|Top: Conference scene involving members of CITES and the United Nations. Bottom left: A member of the LRA. Bottom right: LRA members and a poached elephant carcass.|
It has been recently announced that the head of a treaty supported by the United Nations for endangered species conservation has accepted the Security Council's demand for an inspection into the involvement of the Lord's Resistance Army (LRA) in the poaching of African elephants. According to John E. Scanlon, Secretary-General of the Convention on International Trade of Endangered Species (CITES), the historic demand strengthens concerns about the connections between the illegal wildlife trafficking and Africa's regional security. He further added that the CITES Secretariat is prepared to work with its associates to reinforce efforts to inspect the involvement of LRA's rebel militias in crimes against wildlife. In an authoritative statement announced last week, the Security Council demanded the United Nations and the African Union to cooperatively inspect the LRA's logistical patchworks and likely sources of illegal financing, which includes reputed involvement in elephant poaching and affiliated smuggling.
|Flag of the LRA|
According to a CITES news release, some African countries are currently experiencing a serious surge in illicit killing of elephants and rhinos and the trade in ivory and horns. Data assembled from the CITES' Monitoring the Illegal Killing of Elephants (MIKE) program proposes a continuous increase in levels of elephant killings since 2006, with 2011 having the highest levels of poaching since the records began in 2002. These discoveries are backed by information from the Elephant Trade Information System, which proves that 2011 was the worst year on record for ivory seizures. Furthermore, the bloodthirsty killings of elephants are progressively involving organized crime and in some cases armed militias. One case was seen earlier this year in Cameroon's Bouba N'Djida National Park, where up to 450 elephants were ruthlessly slaughtered by rebel groups from Chad and Sudan. According to CITES, the poached ivory is considered to be exchanged ammunition, money, and weapons to support civil conflicts in the neighboring countries. Another similar case took place in April this year at Garamba National Park in the Democratic Republic of the Congo, in which 22 elephants were killed supposedly from a helicopter.

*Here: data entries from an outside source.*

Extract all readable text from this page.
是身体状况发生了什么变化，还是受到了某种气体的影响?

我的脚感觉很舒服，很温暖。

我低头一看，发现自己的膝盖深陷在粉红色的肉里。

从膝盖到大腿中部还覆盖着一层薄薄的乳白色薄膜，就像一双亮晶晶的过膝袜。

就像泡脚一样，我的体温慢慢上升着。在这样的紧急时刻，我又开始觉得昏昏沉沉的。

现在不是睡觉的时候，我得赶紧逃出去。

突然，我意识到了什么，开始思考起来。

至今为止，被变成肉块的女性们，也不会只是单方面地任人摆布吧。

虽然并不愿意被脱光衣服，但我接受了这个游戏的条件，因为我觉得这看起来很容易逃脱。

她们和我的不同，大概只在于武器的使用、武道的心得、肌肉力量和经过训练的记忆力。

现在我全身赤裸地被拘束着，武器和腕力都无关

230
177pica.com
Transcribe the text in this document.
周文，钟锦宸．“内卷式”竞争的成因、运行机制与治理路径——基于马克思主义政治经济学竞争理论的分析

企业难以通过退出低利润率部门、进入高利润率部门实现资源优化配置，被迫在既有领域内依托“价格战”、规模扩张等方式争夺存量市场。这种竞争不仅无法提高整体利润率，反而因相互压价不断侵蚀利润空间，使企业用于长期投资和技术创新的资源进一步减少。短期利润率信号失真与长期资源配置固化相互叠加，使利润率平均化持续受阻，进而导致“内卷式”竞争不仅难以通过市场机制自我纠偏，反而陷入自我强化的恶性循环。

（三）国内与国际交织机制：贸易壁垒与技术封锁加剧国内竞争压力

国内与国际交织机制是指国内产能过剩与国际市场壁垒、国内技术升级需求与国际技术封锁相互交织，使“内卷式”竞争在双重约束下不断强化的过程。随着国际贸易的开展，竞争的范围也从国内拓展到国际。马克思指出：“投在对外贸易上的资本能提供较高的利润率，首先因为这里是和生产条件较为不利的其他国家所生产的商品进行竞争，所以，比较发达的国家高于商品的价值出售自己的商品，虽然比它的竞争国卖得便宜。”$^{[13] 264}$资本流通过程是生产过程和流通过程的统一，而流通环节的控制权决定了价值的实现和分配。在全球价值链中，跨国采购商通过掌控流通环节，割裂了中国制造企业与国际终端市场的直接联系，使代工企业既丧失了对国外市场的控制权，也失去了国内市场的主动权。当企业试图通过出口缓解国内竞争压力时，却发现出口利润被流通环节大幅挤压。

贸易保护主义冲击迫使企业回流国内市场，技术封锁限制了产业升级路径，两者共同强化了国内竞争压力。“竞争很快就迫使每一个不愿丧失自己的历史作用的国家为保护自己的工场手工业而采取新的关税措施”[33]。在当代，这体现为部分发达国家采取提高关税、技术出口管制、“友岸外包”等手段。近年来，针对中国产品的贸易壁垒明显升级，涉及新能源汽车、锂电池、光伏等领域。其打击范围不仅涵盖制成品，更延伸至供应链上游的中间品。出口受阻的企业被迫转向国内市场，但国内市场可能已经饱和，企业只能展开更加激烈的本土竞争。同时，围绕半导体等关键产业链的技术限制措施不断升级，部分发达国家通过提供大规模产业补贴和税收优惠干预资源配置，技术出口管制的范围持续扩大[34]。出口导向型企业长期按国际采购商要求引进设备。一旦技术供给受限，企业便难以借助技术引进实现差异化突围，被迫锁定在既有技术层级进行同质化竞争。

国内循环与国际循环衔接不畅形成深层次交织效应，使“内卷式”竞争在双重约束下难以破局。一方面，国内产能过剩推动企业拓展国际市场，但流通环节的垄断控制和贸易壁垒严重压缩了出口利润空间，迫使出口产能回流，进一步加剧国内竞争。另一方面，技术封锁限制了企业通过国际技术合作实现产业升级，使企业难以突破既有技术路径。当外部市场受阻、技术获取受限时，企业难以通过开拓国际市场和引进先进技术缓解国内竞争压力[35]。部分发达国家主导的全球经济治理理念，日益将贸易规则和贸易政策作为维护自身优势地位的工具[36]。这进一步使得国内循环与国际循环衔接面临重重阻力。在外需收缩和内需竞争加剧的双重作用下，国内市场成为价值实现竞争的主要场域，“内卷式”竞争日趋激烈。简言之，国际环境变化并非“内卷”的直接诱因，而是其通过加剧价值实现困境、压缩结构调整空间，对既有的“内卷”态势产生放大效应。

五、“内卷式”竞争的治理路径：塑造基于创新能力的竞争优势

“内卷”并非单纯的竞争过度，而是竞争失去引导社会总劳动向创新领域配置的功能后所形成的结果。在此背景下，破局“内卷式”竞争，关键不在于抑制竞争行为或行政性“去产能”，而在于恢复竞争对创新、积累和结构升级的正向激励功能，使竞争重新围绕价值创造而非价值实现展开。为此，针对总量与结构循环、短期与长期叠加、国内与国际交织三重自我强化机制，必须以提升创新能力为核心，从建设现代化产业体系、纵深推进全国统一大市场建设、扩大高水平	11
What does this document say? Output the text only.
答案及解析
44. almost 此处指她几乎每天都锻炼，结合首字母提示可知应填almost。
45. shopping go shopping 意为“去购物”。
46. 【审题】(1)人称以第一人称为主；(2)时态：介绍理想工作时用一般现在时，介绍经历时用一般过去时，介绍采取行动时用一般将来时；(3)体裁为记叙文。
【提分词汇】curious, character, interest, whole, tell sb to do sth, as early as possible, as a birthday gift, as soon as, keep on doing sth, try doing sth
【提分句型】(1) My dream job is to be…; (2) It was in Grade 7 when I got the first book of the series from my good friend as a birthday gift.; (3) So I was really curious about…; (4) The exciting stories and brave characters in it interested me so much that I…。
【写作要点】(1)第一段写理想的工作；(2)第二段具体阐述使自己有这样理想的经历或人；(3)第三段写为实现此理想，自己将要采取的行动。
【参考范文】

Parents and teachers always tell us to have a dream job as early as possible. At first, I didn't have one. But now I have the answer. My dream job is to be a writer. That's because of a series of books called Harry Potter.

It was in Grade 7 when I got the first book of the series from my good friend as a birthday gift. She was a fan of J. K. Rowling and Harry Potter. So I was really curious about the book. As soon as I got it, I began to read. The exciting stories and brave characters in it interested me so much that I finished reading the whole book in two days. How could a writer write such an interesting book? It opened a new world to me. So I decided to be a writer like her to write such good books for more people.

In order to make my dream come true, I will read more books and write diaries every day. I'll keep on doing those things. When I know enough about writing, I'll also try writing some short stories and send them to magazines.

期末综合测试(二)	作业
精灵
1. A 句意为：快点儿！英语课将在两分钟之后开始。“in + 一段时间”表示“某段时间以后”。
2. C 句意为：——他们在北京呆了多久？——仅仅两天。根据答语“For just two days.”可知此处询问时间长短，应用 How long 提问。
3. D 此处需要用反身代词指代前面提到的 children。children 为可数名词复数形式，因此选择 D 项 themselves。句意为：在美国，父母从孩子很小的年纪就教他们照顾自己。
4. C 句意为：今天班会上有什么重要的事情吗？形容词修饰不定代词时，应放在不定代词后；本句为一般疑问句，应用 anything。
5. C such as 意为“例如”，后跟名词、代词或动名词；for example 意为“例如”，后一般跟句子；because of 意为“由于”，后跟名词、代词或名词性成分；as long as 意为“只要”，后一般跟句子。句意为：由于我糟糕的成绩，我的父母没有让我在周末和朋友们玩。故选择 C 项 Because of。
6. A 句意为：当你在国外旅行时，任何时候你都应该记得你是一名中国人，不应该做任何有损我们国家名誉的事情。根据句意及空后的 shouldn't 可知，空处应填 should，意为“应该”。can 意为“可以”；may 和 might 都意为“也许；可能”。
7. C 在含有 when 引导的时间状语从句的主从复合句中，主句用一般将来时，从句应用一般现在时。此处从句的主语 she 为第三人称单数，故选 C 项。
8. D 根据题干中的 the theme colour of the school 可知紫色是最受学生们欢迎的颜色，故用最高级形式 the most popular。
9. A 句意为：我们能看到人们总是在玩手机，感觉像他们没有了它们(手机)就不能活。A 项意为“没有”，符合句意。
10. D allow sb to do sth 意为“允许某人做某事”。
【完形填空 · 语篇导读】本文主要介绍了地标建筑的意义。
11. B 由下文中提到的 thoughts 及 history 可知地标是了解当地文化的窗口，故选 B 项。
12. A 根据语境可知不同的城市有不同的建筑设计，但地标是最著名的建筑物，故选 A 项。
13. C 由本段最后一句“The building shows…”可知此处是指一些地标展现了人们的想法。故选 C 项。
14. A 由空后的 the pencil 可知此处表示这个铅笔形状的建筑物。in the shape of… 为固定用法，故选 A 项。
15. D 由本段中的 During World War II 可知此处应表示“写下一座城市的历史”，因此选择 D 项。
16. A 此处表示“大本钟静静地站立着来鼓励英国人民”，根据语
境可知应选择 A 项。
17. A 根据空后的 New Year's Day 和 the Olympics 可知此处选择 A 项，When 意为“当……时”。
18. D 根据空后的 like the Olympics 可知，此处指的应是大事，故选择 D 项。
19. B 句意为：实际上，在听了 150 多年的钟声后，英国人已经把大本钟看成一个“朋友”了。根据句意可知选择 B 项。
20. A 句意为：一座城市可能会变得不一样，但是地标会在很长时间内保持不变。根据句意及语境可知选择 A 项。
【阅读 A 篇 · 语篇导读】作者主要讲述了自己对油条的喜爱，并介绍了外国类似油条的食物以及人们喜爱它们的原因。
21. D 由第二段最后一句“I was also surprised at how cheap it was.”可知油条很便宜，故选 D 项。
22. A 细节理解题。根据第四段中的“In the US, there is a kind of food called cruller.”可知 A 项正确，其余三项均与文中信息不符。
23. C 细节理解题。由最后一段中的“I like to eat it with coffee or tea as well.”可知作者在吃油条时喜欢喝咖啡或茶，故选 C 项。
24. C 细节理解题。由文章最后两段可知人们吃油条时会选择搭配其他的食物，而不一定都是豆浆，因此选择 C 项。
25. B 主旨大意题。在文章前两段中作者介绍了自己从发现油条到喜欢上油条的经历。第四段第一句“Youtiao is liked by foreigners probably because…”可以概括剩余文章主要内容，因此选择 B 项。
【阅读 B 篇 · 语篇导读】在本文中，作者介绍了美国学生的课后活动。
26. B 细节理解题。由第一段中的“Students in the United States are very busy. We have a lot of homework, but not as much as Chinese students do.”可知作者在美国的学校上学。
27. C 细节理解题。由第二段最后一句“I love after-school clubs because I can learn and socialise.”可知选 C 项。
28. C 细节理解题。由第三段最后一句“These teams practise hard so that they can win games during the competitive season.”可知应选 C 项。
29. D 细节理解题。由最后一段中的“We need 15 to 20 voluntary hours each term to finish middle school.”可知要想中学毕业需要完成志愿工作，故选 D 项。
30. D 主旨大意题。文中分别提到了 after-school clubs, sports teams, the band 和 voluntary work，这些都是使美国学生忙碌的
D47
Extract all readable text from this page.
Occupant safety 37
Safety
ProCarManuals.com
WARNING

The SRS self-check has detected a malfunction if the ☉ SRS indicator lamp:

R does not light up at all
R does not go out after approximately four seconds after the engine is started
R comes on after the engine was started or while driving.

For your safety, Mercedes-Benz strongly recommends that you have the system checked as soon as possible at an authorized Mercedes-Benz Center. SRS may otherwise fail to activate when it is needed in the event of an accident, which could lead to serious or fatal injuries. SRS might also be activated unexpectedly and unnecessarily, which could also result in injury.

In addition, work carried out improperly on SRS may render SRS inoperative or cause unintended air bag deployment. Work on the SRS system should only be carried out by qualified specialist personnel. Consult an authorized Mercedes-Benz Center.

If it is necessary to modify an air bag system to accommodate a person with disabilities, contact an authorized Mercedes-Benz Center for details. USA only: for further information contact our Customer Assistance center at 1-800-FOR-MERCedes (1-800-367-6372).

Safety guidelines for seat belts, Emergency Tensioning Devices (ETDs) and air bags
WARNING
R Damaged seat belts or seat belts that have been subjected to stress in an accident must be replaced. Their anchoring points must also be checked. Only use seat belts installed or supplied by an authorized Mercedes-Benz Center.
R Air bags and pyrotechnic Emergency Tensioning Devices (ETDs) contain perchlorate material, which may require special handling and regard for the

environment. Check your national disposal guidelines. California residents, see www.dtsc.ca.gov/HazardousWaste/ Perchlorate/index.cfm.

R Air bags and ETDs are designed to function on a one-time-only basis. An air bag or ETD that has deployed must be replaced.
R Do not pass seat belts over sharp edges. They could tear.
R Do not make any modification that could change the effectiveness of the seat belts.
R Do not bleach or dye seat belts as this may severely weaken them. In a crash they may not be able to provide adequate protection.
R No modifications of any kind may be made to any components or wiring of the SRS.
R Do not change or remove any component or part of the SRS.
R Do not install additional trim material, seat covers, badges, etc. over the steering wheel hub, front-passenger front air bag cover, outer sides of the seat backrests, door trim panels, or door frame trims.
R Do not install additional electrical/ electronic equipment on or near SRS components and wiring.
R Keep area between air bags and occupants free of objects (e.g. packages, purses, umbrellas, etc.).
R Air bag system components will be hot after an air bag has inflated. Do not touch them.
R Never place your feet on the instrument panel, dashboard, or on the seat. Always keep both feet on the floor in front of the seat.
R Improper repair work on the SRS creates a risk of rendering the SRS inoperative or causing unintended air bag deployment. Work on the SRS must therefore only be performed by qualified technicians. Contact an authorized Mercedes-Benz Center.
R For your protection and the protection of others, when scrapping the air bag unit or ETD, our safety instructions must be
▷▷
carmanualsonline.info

I'm glad to see that the UN Security Council's call for investigating the LRA's involvement in Africa's elephant poaching has been welcomed by CITES. The LRA has gained widespread notoriety in Africa and around the world since its formation in Uganda during the 1980s. For fifteen years, this militant movement has carried out attacks against innocent civilians and security forces before being removed from its birthplace in 2002. Since then, the movement shifted its activities to neighboring countries like the Central African Republic, the Democratic Republic of the Congo, and South Sudan. Members of this barbaric group are infamous for conducting bloodthirsty deeds such as massacres in villages, mutilating their victims, kidnapping young boys to be used as child soldiers, and forcing girls into sexual slavery. As part of its statement last week, the Security Council strongly outlawed LRA's continuous attacks and savagery, and proposed that the UN regional strategy made to combat the threat be put into action as soon as possible. I very much hope that this strategy be carried out since the LRA has been and still is terrorizing the countries where it has established itself since its eviction from Uganda ten years ago. These cruel and bloodthirsty cutthroats, along with their rebel counterparts in other parts of Africa, are a threat to both the human kind and wildlife. Swift action must be taken against this ongoing carnage.